A power reach with screecher up saw them “pegging the speedo” at 25 knots on the way to Soper’s Hole. Soper’s Hole back to Nanny Cay was tough with “huge rumbly puffs rolling down the hillside” interspersed with no breeze at all.
Total distance point to point is 31 miles and Soma sailed 45 miles to complete the circumnavigation averaging 15 knots with a highest speed of 25.4 knots.
Despite this new record, Erickson believes that in the right conditions — a good solid north wind at three knots less — and sailing less conservatively he could shave another 15 to 20 minutes off his time.
However, he also believes his record is easily beatable by such ocean greyhound’s as Tom Hill’s 75-footer Titan.
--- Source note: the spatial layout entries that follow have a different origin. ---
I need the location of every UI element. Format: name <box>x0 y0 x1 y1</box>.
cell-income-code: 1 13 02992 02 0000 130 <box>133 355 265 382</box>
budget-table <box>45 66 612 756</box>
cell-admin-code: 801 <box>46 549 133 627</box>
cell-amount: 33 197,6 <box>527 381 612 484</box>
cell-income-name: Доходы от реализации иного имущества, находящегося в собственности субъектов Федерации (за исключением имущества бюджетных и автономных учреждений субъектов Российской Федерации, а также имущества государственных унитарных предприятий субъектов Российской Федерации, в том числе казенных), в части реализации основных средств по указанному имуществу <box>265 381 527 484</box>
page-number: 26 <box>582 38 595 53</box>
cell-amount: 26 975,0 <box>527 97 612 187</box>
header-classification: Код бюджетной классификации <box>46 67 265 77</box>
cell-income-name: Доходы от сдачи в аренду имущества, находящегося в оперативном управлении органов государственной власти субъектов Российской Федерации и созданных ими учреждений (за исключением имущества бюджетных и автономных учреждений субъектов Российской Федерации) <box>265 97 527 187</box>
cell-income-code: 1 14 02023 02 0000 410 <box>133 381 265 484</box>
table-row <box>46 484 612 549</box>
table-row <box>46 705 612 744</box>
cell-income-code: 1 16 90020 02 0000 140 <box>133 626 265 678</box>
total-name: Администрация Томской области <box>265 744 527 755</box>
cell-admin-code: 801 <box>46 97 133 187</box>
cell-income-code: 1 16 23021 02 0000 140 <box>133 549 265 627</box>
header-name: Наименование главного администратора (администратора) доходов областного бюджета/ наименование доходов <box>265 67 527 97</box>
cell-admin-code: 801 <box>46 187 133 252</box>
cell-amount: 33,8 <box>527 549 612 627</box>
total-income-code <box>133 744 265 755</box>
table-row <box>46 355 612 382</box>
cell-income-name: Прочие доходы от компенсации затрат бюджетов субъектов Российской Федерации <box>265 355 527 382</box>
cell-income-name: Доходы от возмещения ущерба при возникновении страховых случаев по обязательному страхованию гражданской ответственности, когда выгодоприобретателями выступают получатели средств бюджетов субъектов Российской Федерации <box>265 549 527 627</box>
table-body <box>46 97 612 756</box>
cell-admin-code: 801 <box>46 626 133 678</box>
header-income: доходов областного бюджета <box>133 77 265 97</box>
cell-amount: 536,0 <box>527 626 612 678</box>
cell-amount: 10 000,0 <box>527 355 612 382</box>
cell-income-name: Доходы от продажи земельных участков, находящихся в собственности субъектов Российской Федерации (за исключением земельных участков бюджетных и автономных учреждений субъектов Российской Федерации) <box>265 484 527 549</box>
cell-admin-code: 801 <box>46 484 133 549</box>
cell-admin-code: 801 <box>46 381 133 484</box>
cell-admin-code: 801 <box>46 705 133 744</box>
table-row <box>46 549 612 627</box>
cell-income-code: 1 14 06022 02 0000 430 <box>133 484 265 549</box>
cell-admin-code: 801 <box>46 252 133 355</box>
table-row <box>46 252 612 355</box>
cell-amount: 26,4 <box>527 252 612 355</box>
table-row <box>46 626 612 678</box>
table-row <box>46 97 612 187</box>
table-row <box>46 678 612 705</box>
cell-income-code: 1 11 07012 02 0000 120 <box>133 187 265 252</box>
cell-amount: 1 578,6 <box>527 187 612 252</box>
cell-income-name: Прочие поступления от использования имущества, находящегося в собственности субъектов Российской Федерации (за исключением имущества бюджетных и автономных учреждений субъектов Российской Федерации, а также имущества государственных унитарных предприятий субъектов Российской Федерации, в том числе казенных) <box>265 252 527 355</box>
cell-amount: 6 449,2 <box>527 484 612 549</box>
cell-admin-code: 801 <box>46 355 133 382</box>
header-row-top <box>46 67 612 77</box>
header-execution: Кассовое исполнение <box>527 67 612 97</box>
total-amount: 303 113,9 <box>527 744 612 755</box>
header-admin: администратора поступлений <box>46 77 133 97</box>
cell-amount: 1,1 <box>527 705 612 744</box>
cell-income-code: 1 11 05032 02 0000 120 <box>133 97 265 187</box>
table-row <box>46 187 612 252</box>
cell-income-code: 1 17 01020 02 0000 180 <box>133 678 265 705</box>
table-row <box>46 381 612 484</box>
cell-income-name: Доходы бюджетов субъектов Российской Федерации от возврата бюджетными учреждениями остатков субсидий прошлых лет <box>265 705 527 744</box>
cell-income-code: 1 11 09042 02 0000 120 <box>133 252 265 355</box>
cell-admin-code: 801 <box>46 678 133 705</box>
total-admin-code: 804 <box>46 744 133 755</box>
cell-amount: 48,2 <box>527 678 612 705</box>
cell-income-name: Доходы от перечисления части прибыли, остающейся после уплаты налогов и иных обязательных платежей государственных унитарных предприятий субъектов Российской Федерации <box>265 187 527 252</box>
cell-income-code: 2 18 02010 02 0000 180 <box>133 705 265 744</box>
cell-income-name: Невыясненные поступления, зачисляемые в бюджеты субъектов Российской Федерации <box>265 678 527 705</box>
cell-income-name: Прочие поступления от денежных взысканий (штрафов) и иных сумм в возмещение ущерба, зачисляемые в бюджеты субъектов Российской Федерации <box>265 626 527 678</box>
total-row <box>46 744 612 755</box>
“At 31 miles, you only have to average 10 knots to beat us,” said Erickson. “Most well-sailed maxis could do that.”
Soma has also been the fastest around St. Maarten five times, and broke the Around St. John record on Sunday, April 11.
As he enjoyed his record-breaker’s meal and Moet & Chandon champagne courtesy of TICO, Erickson reflected on his week.
“That’s a good week,” he said. “Two records in a week. Little records but records nevertheless.”
The entry fee of $250 was donated to VISAR.
The Nanny Cay Challenge is an all-comers event for multihulls and monohulls. The monohull time to beat of four hours, 15 minutes and five seconds, was set by Dave West’s Jurakan, a Melges 32.
Competitors must attempt the record anti-clockwise and round Beef, Scrub, Great Camanoe and Guana Island to port. An entry fee of a $250 donation to a BVI charity of the challenger’s choice, includes two night’s dockage (before and after attempt) at Nanny Cay.
As with most sailing events, the reward is in the taking part and bragging rights but record breakers are able to celebrate their feat with a free dinner at PegLegs for up to 15 crewmembers and a jeroboam of champagne compliments of Nanny Cay Marina. They’ll also get their name on the trophy which will be on display year-round in PegLegs.